Clearly publicists need to maintain false fronts, but I am not sure that it’s entirely the cheerful disposition of publicists that makes editors hostile toward them. It may be more that publicists are the shadowy other of tastemaking editors and culture journalists, who are often shills themselves but like to pretend they are not. Sometimes the mantle of male authority is enough to mask their cravenness and their dependence on publicists to do their job of touting commercial products and white-washing it as disinterested and “objective.” Sexist society allows a male voice to almost intrinsically pass as authoritative and autonomous.
But sometimes one must explicitly repudiate publicists so that you can create some room to get away with doing some publicity yourself. The problem with publicists isn’t exactly that they are doing the emotional labor that comes with dealing with promoting things you don’t care about; it’s that everyone is trying to hide from the way they have to be publicists themselves.
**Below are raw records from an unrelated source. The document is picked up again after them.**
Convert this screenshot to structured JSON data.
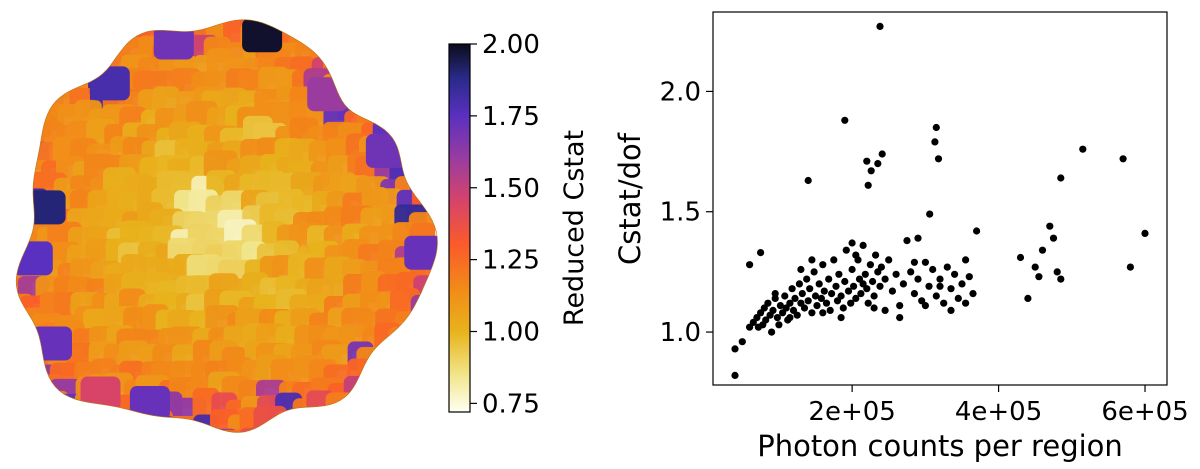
{
  "chart_data": [
    {
      "type": "heatmap",
      "colorbar": {
        "label": "Reduced Cstat",
        "range": [
          0.72,
          2.0
        ],
        "ticks": [
          {
            "value": 2.0,
            "label": "2.00"
          },
          {
            "value": 1.75,
            "label": "1.75"
          },
          {
            "value": 1.5,
            "label": "1.50"
          },
          {
            "value": 1.25,
            "label": "1.25"
          },
          {
            "value": 1.0,
            "label": "1.00"
          },
          {
            "value": 0.75,
            "label": "0.75"
          }
        ],
        "colors": [
          {
            "value": 0.72,
            "color": "#fffff2"
          },
          {
            "value": 0.85,
            "color": "#f1e58a"
          },
          {
            "value": 1.0,
            "color": "#e8b31c"
          },
          {
            "value": 1.15,
            "color": "#f28a18"
          },
          {
            "value": 1.3,
            "color": "#fb5b2a"
          },
          {
            "value": 1.45,
            "color": "#d84468"
          },
          {
            "value": 1.6,
            "color": "#9a3c9f"
          },
          {
            "value": 1.75,
            "color": "#5a30c0"
          },
          {
            "value": 1.88,
            "color": "#2a2a8a"
          },
          {
            "value": 2.0,
            "color": "#0c0c1c"
          }
        ]
      }
    },
    {
      "type": "scatter",
      "xlabel": "Photon counts per region",
      "ylabel": "Cstat/dof",
      "xlim": [
        10000,
        630000
      ],
      "ylim": [
        0.78,
        2.33
      ],
      "xticks": [
        {
          "value": 200000,
          "label": "2e+05"
        },
        {
          "value": 400000,
          "label": "4e+05"
        },
        {
          "value": 600000,
          "label": "6e+05"
        }
      ],
      "yticks": [
        {
          "value": 1.0,
          "label": "1.0"
        },
        {
          "value": 1.5,
          "label": "1.5"
        },
        {
          "value": 2.0,
          "label": "2.0"
        }
      ],
      "marker_color": "#000000",
      "points": [
        [
          40000,
          0.82
        ],
        [
          40000,
          0.93
        ],
        [
          50000,
          0.96
        ],
        [
          60000,
          1.02
        ],
        [
          65000,
          1.04
        ],
        [
          70000,
          1.06
        ],
        [
          72000,
          1.02
        ],
        [
          75000,
          1.08
        ],
        [
          78000,
          1.03
        ],
        [
          80000,
          1.1
        ],
        [
          82000,
          1.05
        ],
        [
          85000,
          1.12
        ],
        [
          88000,
          1.07
        ],
        [
          90000,
          1.0
        ],
        [
          92000,
          1.09
        ],
        [
          95000,
          1.14
        ],
        [
          98000,
          1.06
        ],
        [
          100000,
          1.03
        ],
        [
          102000,
          1.11
        ],
        [
          105000,
          1.08
        ],
        [
          108000,
          1.15
        ],
        [
          110000,
          1.1
        ],
        [
          112000,
          1.05
        ],
        [
          115000,
          1.12
        ],
        [
          118000,
          1.18
        ],
        [
          120000,
          1.09
        ],
        [
          122000,
          1.14
        ],
        [
          125000,
          1.07
        ],
        [
          128000,
          1.2
        ],
        [
          130000,
          1.12
        ],
        [
          132000,
          1.16
        ],
        [
          135000,
          1.1
        ],
        [
          138000,
          1.22
        ],
        [
          140000,
          1.13
        ],
        [
          142000,
          1.18
        ],
        [
          145000,
          1.08
        ],
        [
          148000,
          1.25
        ],
        [
          150000,
          1.15
        ],
        [
          152000,
          1.11
        ],
        [
          155000,
          1.2
        ],
        [
          158000,
          1.14
        ],
        [
          160000,
          1.28
        ],
        [
          162000,
          1.17
        ],
        [
          165000,
          1.12
        ],
        [
          168000,
          1.22
        ],
        [
          170000,
          1.09
        ],
        [
          172000,
          1.16
        ],
        [
          175000,
          1.3
        ],
        [
          178000,
          1.19
        ],
        [
          180000,
          1.13
        ],
        [
          182000,
          1.24
        ],
        [
          185000,
          1.15
        ],
        [
          188000,
          1.1
        ],
        [
          190000,
          1.21
        ],
        [
          192000,
          1.34
        ],
        [
          195000,
          1.17
        ],
        [
          198000,
          1.12
        ],
        [
          200000,
          1.26
        ],
        [
          202000,
          1.19
        ],
        [
          205000,
          1.14
        ],
        [
          208000,
          1.3
        ],
        [
          210000,
          1.22
        ],
        [
          212000,
          1.16
        ],
        [
          215000,
          1.36
        ],
        [
          218000,
          1.24
        ],
        [
          220000,
          1.18
        ],
        [
          222000,
          1.12
        ],
        [
          225000,
          1.28
        ],
        [
          228000,
          1.21
        ],
        [
          230000,
          1.15
        ],
        [
          232000,
          1.32
        ],
        [
          235000,
          1.25
        ],
        [
          238000,
          1.19
        ],
        [
          240000,
          1.27
        ],
        [
          245000,
          1.22
        ],
        [
          250000,
          1.3
        ],
        [
          255000,
          1.17
        ],
        [
          260000,
          1.24
        ],
        [
          265000,
          1.11
        ],
        [
          270000,
          1.2
        ],
        [
          275000,
          1.38
        ],
        [
          280000,
          1.25
        ],
        [
          285000,
          1.16
        ],
        [
          290000,
          1.22
        ],
        [
          295000,
          1.13
        ],
        [
          300000,
          1.29
        ],
        [
          305000,
          1.19
        ],
        [
          310000,
          1.26
        ],
        [
          315000,
          1.15
        ],
        [
          320000,
          1.22
        ],
        [
          325000,
          1.12
        ],
        [
          330000,
          1.27
        ],
        [
          335000,
          1.18
        ],
        [
          340000,
          1.24
        ],
        [
          345000,
          1.14
        ],
        [
          350000,
          1.2
        ],
        [
          355000,
          1.3
        ],
        [
          360000,
          1.23
        ],
        [
          365000,
          1.16
        ],
        [
          370000,
          1.42
        ],
        [
          60000,
          1.28
        ],
        [
          75000,
          1.33
        ],
        [
          95000,
          1.16
        ],
        [
          115000,
          1.06
        ],
        [
          130000,
          1.26
        ],
        [
          145000,
          1.3
        ],
        [
          160000,
          1.08
        ],
        [
          185000,
          1.06
        ],
        [
          200000,
          1.37
        ],
        [
          215000,
          1.2
        ],
        [
          230000,
          1.1
        ],
        [
          245000,
          1.09
        ],
        [
          265000,
          1.06
        ],
        [
          285000,
          1.29
        ],
        [
          300000,
          1.11
        ],
        [
          320000,
          1.19
        ],
        [
          335000,
          1.09
        ],
        [
          355000,
          1.12
        ],
        [
          140000,
          1.63
        ],
        [
          190000,
          1.88
        ],
        [
          205000,
          1.32
        ],
        [
          220000,
          1.71
        ],
        [
          222000,
          1.61
        ],
        [
          226000,
          1.67
        ],
        [
          235000,
          1.7
        ],
        [
          238000,
          2.27
        ],
        [
          241000,
          1.74
        ],
        [
          290000,
          1.39
        ],
        [
          306000,
          1.49
        ],
        [
          313000,
          1.79
        ],
        [
          315000,
          1.85
        ],
        [
          318000,
          1.72
        ],
        [
          430000,
          1.31
        ],
        [
          440000,
          1.14
        ],
        [
          450000,
          1.27
        ],
        [
          455000,
          1.23
        ],
        [
          460000,
          1.34
        ],
        [
          470000,
          1.44
        ],
        [
          475000,
          1.39
        ],
        [
          480000,
          1.25
        ],
        [
          485000,
          1.64
        ],
        [
          485000,
          1.22
        ],
        [
          515000,
          1.76
        ],
        [
          570000,
          1.72
        ],
        [
          580000,
          1.27
        ],
        [
          600000,
          1.41
        ]
      ]
    }
  ]
}
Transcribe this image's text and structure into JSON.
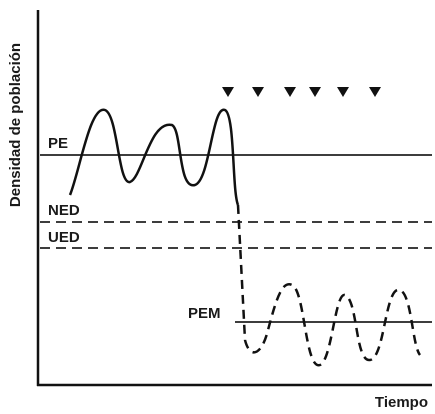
{
  "axes": {
    "y_label": "Densidad de población",
    "x_label": "Tiempo"
  },
  "levels": [
    {
      "label": "PE"
    },
    {
      "label": "NED"
    },
    {
      "label": "UED"
    },
    {
      "label": "PEM"
    }
  ]
}
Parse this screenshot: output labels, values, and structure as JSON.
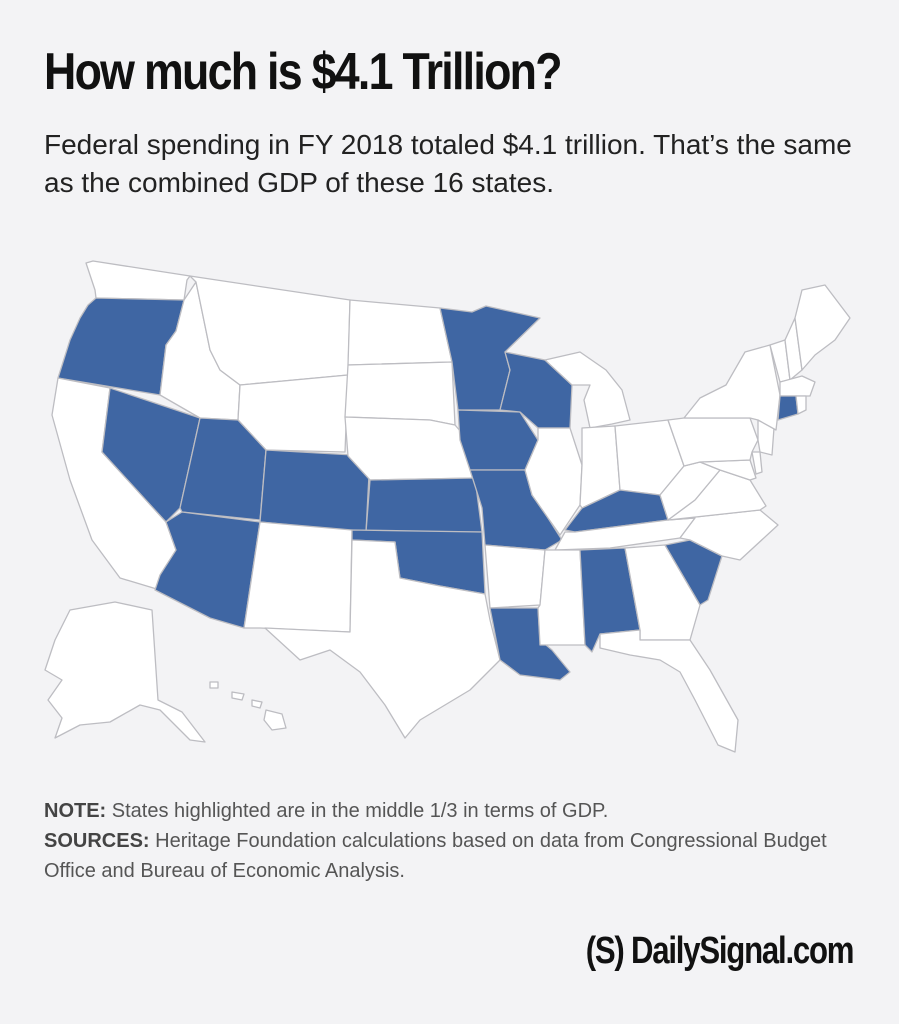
{
  "title": "How much is $4.1 Trillion?",
  "subtitle": "Federal spending in FY 2018 totaled $4.1 trillion. That’s the same as the combined GDP of these 16 states.",
  "colors": {
    "highlight": "#3f66a3",
    "base": "#ffffff",
    "border": "#bdbdc2",
    "background": "#f3f3f5"
  },
  "highlighted_states": [
    "Oregon",
    "Nevada",
    "Utah",
    "Arizona",
    "Colorado",
    "Kansas",
    "Oklahoma",
    "Minnesota",
    "Iowa",
    "Missouri",
    "Wisconsin",
    "Kentucky",
    "Louisiana",
    "Alabama",
    "South Carolina",
    "Connecticut"
  ],
  "note": {
    "label": "NOTE:",
    "text": " States highlighted are in the middle 1/3 in terms of GDP."
  },
  "sources": {
    "label": "SOURCES:",
    "text": " Heritage Foundation calculations based on data from Congressional Budget Office and Bureau of Economic Analysis."
  },
  "logo": "(S) DailySignal.com"
}
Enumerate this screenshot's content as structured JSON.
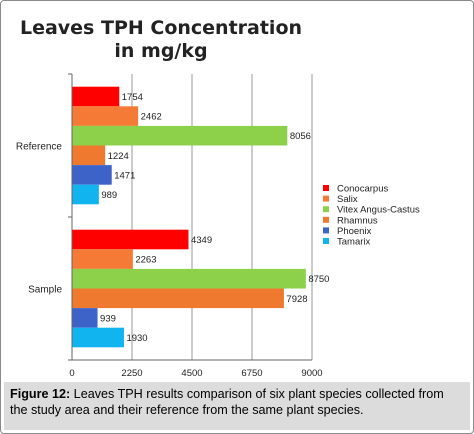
{
  "chart_data": {
    "type": "bar",
    "orientation": "horizontal",
    "title_lines": [
      "Leaves TPH Concentration",
      "in mg/kg"
    ],
    "categories": [
      "Reference",
      "Sample"
    ],
    "series": [
      {
        "name": "Conocarpus",
        "color": "#ff0000",
        "values": [
          1754,
          4349
        ]
      },
      {
        "name": "Salix",
        "color": "#f47a35",
        "values": [
          2462,
          2263
        ]
      },
      {
        "name": "Vitex Angus-Castus",
        "color": "#8dd04a",
        "values": [
          8056,
          8750
        ]
      },
      {
        "name": "Rhamnus",
        "color": "#ef7a2f",
        "values": [
          1224,
          7928
        ]
      },
      {
        "name": "Phoenix",
        "color": "#3d63c8",
        "values": [
          1471,
          939
        ]
      },
      {
        "name": "Tamarix",
        "color": "#11b4ef",
        "values": [
          989,
          1930
        ]
      }
    ],
    "xlim": [
      0,
      9000
    ],
    "xticks": [
      "0",
      "2250",
      "4500",
      "6750",
      "9000"
    ],
    "xtick_values": [
      0,
      2250,
      4500,
      6750,
      9000
    ],
    "grid": true,
    "legend_position": "right"
  },
  "caption": {
    "label": "Figure 12:",
    "text": " Leaves TPH results comparison of six plant species collected from the study area and their reference from the same plant species."
  }
}
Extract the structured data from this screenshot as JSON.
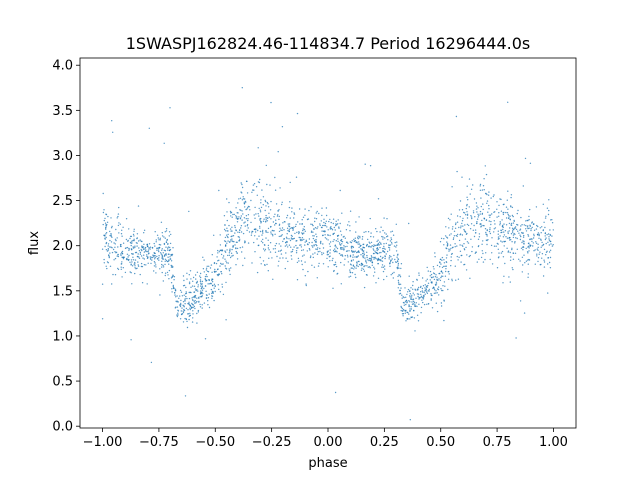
{
  "chart_data": {
    "type": "scatter",
    "title": "1SWASPJ162824.46-114834.7 Period 16296444.0s",
    "xlabel": "phase",
    "ylabel": "flux",
    "xlim": [
      -1.1,
      1.1
    ],
    "ylim": [
      -0.02,
      4.08
    ],
    "xticks": [
      -1.0,
      -0.75,
      -0.5,
      -0.25,
      0.0,
      0.25,
      0.5,
      0.75,
      1.0
    ],
    "xtick_labels": [
      "−1.00",
      "−0.75",
      "−0.50",
      "−0.25",
      "0.00",
      "0.25",
      "0.50",
      "0.75",
      "1.00"
    ],
    "yticks": [
      0.0,
      0.5,
      1.0,
      1.5,
      2.0,
      2.5,
      3.0,
      3.5,
      4.0
    ],
    "ytick_labels": [
      "0.0",
      "0.5",
      "1.0",
      "1.5",
      "2.0",
      "2.5",
      "3.0",
      "3.5",
      "4.0"
    ],
    "marker_color": "#1f77b4",
    "grid": false,
    "series_profile": {
      "phase": [
        -1.0,
        -0.9,
        -0.8,
        -0.7,
        -0.67,
        -0.6,
        -0.5,
        -0.45,
        -0.35,
        -0.25,
        -0.15,
        -0.05,
        0.0,
        0.1,
        0.2,
        0.3,
        0.33,
        0.4,
        0.5,
        0.55,
        0.65,
        0.75,
        0.85,
        0.95,
        1.0
      ],
      "median_flux": [
        2.1,
        1.95,
        1.9,
        1.95,
        1.3,
        1.4,
        1.65,
        2.0,
        2.35,
        2.2,
        2.1,
        2.05,
        2.1,
        1.95,
        1.9,
        1.95,
        1.3,
        1.4,
        1.65,
        2.0,
        2.35,
        2.2,
        2.1,
        2.05,
        2.1
      ],
      "spread": [
        0.3,
        0.25,
        0.2,
        0.25,
        0.15,
        0.2,
        0.3,
        0.35,
        0.4,
        0.35,
        0.3,
        0.25,
        0.3,
        0.25,
        0.2,
        0.25,
        0.15,
        0.2,
        0.3,
        0.35,
        0.4,
        0.35,
        0.3,
        0.25,
        0.3
      ]
    }
  }
}
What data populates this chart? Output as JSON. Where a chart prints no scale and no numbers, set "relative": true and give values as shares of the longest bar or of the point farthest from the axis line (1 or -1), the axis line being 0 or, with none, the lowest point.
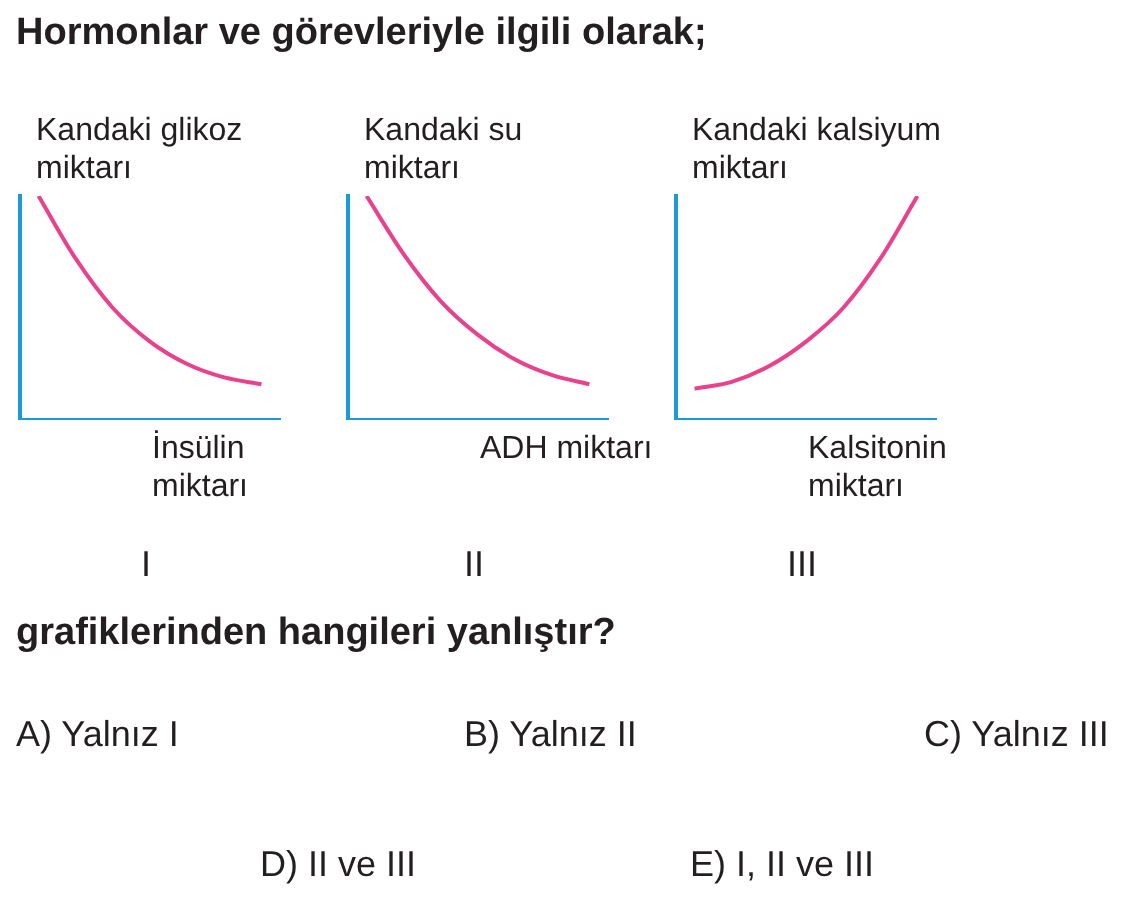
{
  "chart_data": [
    {
      "type": "other",
      "title": "Hormonlar ve görevleriyle ilgili olarak;"
    },
    {
      "type": "line",
      "relative": true,
      "ylabel": "Kandaki glikoz miktarı",
      "xlabel": "İnsülin miktarı",
      "annotations": [
        "I"
      ],
      "categories": [
        null,
        null,
        null,
        null,
        null,
        null,
        null
      ],
      "series": [
        {
          "color": "#e8428c",
          "values": [
            1,
            0.72,
            0.5,
            0.35,
            0.25,
            0.19,
            0.16
          ]
        }
      ],
      "marker": "none",
      "legend": false,
      "grid": false
    },
    {
      "type": "line",
      "relative": true,
      "ylabel": "Kandaki su miktarı",
      "xlabel": "ADH miktarı",
      "annotations": [
        "II"
      ],
      "categories": [
        null,
        null,
        null,
        null,
        null,
        null,
        null
      ],
      "series": [
        {
          "color": "#e8428c",
          "values": [
            1,
            0.74,
            0.53,
            0.38,
            0.27,
            0.2,
            0.16
          ]
        }
      ],
      "marker": "none",
      "legend": false,
      "grid": false
    },
    {
      "type": "line",
      "relative": true,
      "ylabel": "Kandaki kalsiyum miktarı",
      "xlabel": "Kalsitonin miktarı",
      "annotations": [
        "III"
      ],
      "categories": [
        null,
        null,
        null,
        null,
        null,
        null,
        null
      ],
      "series": [
        {
          "color": "#e8428c",
          "values": [
            0.14,
            0.17,
            0.24,
            0.35,
            0.5,
            0.72,
            1
          ]
        }
      ],
      "marker": "none",
      "legend": false,
      "grid": false
    },
    {
      "type": "other",
      "title": "grafiklerinden hangileri yanlıştır?",
      "annotations": [
        "A) Yalnız I",
        "B) Yalnız II",
        "C) Yalnız III",
        "D) II ve III",
        "E) I, II ve III"
      ]
    }
  ]
}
They can point to pro PR people and say, Well, at least I am not as sold-out as that. As Pan notes, “the phoniness of PR work is used as a foil for the more authentic work of the writer or editor.”
Emotional labor seems to me a bit of red herring in this. Publicists are loathed by would-be tastemakers not because publicists are phonies but because tastemakers want to pretend they live in a universe where PR doesn’t need to exist, and where they themselves can be the all-knowing masters of all the cultural product in the world without having to be tipped off by professionals.
Pan writes that “Publicity, therefore, is not so much a corrupt form of work as it is a symptom of the way that neoliberalism structures all work.” But it is still a corrupt form of work. Social media and the self-promotion it has unleashed has rooted the “symptom” even further into contemporary life, making publicity not merely a part of neoliberal work but of all of one’s life.
“We should concern ourselves with the plight of the publicist because what is demanded of her is exactly that which is increasingly demanded of all knowledge workers under neoliberalism,” Pan argues, but I’m not convinced that emotional labor is the right lens for focusing that concern. It makes it seem as though there some be some form of work that is unemotional, that we should embrace work that could be performed in perfect alienation, that we should compete with the robots for jobs that might otherwise be automated, given that they require no emotional input.
The problem seems more that “male” gendered emotional work is privileged and valued over “female” emotional work. So the problem here is sexism more than the nature of work or the ways in which that work is inauthenticated.
If anything, we should call our attention to the ubiquity of emotional work so that we can possibly build a society in which we can stop construing emotionality as work, stop trying to wrench alienable value out of every human impulse.